Anyway, I agree on the one hand that games about dragons and magic and soldiers are bizarre. But on the other there's not nearly enough diversity of content in games. So I'd be loathe to discourage the bizarre. But yeah, I like art.
I don't know how we define bizarre. I think maybe you just become divorced from contemporary culture as time goes on and so it seems like it is bizarre. But if so I think filmmakers are similarly still stuck in the older culture (perhaps to be expected since filmmakers are aging people) or video games just tend to be bizarre!

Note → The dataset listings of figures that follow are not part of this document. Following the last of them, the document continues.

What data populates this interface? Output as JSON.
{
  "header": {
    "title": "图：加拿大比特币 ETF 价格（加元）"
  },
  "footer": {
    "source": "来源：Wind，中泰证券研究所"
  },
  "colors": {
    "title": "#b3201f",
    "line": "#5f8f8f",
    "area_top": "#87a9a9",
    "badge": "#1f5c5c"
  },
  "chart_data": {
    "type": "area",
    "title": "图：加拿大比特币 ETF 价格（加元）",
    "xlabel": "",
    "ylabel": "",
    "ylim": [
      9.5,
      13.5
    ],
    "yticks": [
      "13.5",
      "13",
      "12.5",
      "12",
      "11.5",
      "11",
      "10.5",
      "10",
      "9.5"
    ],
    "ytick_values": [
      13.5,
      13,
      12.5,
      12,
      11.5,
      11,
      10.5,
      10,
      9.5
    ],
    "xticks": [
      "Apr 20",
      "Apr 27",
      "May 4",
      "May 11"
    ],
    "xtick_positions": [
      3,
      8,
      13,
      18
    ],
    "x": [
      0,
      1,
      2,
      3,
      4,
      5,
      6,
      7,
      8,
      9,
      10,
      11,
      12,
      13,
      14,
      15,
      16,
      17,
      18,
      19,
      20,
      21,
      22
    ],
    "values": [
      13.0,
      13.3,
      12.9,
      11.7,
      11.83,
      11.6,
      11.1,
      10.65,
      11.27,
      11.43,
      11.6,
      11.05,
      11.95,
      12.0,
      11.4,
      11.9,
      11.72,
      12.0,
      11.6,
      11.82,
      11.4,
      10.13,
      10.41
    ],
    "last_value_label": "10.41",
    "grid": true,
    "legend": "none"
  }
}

I don't think dragons and magic and soldiers are bizarre at all, because we have lots and lots of movies and literature about these things, they are the furthest thing from it. What I mean by bizarre is that most of the games featured on Kill Screen for instance are setups that have no analogue at all in our culture heritage, no cultural touchstones, they seem to spring fully formed from the wildest imaginations of who are probably young people who know the world through self referential Internet memes and surreal cartoons that have yet to or cannot ever leave a mark on the longer cultural dialogue possibly because they seem to be divorced from it. In a nutshell bizarre to me is the things that melt your grandmother's mind, and that you've learned to tolerate and sometimes even appreciate but still wonder if you shouldn't hesitate to invest too much into it all.
PS: I expect a big reason for the bizarreness is most games are boutique games and so it's hard to conceptualize something for them to be that can still work within the limitations that gamemakers of today feel like they are forced to subject themselves to. Personally I think if 1% of these gamemakers would just get together and focus on tools and resources for gamemakers and have a dialogue about what we really want out of games then this divide would begin to mend itself within a decade.